Often, a question doesn’t have an easy answer in the digital advertising business. This is a new column devoted to an answer to a single question – and providing a bit of space for it.
Today’s participant is Tolman Geffs, Co-President of Jordan, Edmiston Group, which provides investment banking services in the media and information industries. He recently answered the following question during a conversation with AdExchanger.com…
AdExchanger.com: From the Internet Advertising Bureau annual meeting over a year ago, you offered a slide which showed all the slices being taken from the marketing dollar before it ever gets to the publisher. How are the “slices” in the marketing dollar evolving today?
TG: I think right now the chain is even more fragmented. Pricing is even more opaque – particularly with the separation between data and inventory and a more robust market for both. The $1-to-$5 spread can be even wider now than a year ago.
Simply put, publishers are willing to sell “remnant” inventory for a $1 or similarly low CPM. To often, “remnant” means “what our sales team did not know how to sell” rather than “audience that no marketers value”. Ad networks and other intermediaries are able to associate those impressions with desirable audiences using user data and tracking cookies, delivering those to advertisers who are willing to pay something on the order of $5 or more for that user. While difficult to broadly measure, our view is that this spread has if anything been widening – publisher pricing for second tier inventory remains soft while the ability of intermediaries and agency trading desks to package desirable audiences based on user data has been accelerating very rapidly.
There are a couple tidal forces at work that will compress this spread over time.
One is that publishers are slowly – and I emphasize slowly – becoming aware of the value of their data. I’ve joked that they’re like little old ladies walking down the street with dollar bills fluttering out of their purse. They’re not aware of the value of the data they’re giving up, let alone how to manage it, set rules around it, and monetize it. And monetize doesn’t mean put it up on an advertising exchange and sell it to anybody who wants it. It means to extract value from it under certain rules. That’s shifting, but it’s shifting slowly.

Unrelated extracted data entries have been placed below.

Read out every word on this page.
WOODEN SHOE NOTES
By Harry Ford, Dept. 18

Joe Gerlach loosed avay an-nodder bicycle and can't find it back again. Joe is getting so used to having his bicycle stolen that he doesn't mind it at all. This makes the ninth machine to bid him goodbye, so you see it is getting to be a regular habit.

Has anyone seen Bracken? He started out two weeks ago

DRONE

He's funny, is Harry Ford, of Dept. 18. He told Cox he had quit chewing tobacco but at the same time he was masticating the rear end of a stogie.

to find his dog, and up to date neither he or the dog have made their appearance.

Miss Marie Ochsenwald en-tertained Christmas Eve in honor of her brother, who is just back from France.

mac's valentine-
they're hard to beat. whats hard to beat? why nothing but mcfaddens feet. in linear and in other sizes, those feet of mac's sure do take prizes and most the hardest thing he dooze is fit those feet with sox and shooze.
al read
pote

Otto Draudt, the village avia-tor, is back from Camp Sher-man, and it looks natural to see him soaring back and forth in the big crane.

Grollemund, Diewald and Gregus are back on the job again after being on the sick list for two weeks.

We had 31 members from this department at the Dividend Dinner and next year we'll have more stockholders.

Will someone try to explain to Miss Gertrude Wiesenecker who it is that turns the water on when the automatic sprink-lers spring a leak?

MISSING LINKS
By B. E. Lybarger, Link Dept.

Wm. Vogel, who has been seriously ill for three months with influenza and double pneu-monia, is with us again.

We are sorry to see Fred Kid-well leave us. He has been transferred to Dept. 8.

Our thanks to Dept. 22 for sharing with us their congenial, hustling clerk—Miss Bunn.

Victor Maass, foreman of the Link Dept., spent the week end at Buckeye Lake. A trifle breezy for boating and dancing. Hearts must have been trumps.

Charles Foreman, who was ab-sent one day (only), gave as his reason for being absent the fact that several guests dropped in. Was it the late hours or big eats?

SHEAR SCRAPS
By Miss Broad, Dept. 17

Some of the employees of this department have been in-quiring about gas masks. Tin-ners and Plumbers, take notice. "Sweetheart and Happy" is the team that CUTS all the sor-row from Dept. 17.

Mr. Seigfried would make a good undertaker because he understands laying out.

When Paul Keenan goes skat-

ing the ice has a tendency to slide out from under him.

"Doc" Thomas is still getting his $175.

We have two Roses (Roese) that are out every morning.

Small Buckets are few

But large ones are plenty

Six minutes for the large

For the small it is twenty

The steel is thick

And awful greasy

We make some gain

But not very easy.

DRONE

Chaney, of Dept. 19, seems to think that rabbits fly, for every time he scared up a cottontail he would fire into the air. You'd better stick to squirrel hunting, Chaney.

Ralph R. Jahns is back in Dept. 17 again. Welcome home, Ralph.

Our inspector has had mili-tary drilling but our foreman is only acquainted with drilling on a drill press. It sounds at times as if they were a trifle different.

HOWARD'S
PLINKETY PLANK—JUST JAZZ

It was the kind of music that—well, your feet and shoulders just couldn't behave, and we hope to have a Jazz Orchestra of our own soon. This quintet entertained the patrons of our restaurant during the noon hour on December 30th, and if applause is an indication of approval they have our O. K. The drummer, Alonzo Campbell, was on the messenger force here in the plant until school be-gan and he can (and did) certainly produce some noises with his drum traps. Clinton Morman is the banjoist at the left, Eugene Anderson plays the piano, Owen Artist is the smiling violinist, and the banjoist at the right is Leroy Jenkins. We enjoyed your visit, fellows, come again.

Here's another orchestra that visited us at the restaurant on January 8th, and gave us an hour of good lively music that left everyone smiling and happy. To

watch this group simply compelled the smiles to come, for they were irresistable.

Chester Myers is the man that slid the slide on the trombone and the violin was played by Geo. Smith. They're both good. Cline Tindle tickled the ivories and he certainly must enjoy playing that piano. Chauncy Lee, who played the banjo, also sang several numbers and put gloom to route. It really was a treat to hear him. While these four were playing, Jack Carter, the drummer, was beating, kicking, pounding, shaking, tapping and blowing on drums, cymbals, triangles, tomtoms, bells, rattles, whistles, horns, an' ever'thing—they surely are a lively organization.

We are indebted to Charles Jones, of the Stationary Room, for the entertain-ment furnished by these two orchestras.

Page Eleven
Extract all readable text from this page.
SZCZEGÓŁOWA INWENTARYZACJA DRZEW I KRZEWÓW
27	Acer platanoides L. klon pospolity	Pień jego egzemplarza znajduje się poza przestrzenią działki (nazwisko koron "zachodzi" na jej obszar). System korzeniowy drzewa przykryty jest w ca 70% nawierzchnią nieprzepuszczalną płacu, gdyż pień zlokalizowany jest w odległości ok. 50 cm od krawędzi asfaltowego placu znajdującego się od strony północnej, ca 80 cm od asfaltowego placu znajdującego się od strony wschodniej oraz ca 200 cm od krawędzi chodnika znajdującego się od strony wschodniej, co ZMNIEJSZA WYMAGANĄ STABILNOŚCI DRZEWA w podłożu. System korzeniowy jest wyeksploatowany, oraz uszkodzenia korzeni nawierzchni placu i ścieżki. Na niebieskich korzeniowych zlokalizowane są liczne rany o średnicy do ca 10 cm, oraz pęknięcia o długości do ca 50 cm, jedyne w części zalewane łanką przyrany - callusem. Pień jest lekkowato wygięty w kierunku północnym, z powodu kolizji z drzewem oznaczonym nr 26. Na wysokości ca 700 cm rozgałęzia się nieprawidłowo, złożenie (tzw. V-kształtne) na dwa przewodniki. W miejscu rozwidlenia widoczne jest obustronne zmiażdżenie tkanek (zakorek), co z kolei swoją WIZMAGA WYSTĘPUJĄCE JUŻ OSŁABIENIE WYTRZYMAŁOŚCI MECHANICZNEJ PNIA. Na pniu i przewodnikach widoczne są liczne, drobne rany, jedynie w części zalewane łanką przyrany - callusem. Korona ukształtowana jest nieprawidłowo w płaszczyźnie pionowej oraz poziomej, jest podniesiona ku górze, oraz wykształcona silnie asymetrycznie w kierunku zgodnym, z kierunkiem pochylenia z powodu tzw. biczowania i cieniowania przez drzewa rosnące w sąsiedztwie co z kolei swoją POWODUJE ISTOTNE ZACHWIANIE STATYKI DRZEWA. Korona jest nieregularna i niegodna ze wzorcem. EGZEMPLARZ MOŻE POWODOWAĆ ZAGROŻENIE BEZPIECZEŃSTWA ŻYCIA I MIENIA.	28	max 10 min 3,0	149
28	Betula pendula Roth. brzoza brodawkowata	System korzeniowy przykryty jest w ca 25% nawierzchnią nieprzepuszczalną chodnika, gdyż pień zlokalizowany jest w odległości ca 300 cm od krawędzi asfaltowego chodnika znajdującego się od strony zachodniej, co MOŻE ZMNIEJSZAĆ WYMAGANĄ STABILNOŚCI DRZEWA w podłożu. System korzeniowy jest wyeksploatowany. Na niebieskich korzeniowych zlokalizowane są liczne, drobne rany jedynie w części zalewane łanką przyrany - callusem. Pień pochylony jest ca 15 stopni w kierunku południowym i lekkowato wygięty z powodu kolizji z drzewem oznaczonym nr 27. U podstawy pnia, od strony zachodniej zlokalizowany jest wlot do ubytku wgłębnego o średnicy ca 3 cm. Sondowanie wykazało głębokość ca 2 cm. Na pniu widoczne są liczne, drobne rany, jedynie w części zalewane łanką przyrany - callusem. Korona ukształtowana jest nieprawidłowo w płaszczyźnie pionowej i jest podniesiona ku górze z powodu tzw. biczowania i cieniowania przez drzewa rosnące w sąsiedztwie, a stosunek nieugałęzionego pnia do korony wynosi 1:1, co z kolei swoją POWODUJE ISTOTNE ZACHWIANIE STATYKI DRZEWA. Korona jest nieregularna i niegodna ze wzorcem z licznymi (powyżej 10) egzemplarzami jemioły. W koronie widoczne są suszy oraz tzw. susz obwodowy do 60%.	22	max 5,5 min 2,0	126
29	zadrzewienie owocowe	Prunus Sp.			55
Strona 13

The other tidal force that is coming is that some very big players are building businesses here, and it’s not just Google and Microsoft. People like Experian and Alliance Data Systems in their Epsilon division, and Acxiom – people who make a living handling massive amounts of data on behalf of large marketers and are doing so at very efficient margins. They’re looking hard at how they play in this space.
Other new competitors have emerged – such as Adobe which has been clear they want to play a greater role in the display business. And with that competition and scale, you will see more efficiency and transparency coming back into the system.
So there are a couple of tidal forces at work, but right now it’s like the tide rolling back and forth across the rocks in the harbor. There’s a lot of turmoil.